In the same lecture, he made a masterful defense of liberalism:

“The liberal, today, is regarded with suspicion, both on the left and on the right. He is even considered an obsolete man, who lacks pragmatism, who at best bears witness to nostalgia. However, and the most vital societies, such as the North American one, show this, liberalism, by placing human development at the center of its concern, both political and economic, is a latent force of great vigor and great importance for societies not to fall into a stage of entropy and lack of creativity.”

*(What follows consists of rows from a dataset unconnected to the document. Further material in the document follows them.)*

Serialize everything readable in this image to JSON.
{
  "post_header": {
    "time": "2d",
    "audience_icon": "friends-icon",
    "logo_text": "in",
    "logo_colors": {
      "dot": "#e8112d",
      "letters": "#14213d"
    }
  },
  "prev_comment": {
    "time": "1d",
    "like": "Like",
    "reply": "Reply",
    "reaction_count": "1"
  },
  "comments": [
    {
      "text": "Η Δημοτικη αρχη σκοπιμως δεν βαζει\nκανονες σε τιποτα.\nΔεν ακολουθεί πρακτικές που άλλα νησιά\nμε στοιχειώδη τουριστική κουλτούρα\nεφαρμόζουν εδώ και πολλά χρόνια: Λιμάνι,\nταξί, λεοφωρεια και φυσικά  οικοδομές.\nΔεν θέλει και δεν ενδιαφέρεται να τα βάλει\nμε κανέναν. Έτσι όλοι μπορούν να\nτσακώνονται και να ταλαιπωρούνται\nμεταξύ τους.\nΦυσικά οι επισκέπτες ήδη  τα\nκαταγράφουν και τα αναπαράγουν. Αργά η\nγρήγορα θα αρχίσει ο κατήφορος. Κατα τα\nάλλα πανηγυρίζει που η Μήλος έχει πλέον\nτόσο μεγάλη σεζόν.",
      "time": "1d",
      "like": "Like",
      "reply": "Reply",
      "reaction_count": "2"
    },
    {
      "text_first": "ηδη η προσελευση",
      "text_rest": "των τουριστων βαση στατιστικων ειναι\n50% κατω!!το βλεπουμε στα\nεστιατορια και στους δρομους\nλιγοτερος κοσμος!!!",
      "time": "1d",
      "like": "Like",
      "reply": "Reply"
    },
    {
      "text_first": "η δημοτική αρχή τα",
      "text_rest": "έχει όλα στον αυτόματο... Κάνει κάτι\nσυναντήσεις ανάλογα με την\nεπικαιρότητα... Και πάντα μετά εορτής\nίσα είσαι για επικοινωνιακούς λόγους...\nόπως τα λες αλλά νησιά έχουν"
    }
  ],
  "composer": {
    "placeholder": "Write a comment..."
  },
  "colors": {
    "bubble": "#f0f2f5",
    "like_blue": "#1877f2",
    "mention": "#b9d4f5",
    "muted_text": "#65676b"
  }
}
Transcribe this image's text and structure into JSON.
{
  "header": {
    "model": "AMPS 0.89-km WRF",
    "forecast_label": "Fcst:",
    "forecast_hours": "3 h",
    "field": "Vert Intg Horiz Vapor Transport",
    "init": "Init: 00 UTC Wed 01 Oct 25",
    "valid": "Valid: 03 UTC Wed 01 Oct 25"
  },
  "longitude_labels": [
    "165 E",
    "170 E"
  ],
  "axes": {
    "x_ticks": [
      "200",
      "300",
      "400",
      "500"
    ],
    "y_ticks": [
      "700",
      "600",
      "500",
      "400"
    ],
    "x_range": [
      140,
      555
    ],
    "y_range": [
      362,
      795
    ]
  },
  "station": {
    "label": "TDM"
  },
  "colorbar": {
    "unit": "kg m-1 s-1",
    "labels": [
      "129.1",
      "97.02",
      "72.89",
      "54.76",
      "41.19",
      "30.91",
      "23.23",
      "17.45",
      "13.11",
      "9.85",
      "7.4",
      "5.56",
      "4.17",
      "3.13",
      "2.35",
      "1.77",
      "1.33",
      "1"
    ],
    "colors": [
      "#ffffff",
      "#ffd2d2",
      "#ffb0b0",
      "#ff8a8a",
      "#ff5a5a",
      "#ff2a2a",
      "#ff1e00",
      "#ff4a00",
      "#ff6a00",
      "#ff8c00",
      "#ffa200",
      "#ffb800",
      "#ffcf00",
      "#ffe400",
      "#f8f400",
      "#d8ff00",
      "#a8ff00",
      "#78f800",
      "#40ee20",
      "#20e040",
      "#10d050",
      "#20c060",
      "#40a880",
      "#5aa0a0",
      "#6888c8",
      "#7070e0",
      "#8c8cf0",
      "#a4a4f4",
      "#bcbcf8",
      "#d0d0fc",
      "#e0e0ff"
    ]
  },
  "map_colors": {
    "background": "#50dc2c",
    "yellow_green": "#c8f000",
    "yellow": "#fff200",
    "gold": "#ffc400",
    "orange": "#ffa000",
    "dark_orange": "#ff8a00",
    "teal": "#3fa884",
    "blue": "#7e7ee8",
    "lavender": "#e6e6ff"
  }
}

* Pedro Luiz Rodrigues is a journalist and career diplomat. He served at the Brazilian Embassies in Dhaka, Washington, Asuncion, Buenos Aires, Tel-Aviv and Paris. He was ambassador of Brazil to Nigeria. He was an economics reporter for Jornal do Brasil and O Estado de São Paulo, and director of the Brasília branch of the latter. During the government, he was spokesman for Itamaraty, Marcílio (at the Embassy in Washington and at the Ministry of Economy) and two finance ministers (Ernane Galvêas and Pedro Malan). He was named undersecretary of press to President Tancredo Neves, press secretary to President Fernando Collor and international director of the Presidency of the Senate. In the private sector, he was a partner at Flecha de Lima Institutional Relations and communication director at Febraban. He is part of Campo's Advisory Board and regularly writes for the Diário do Poder.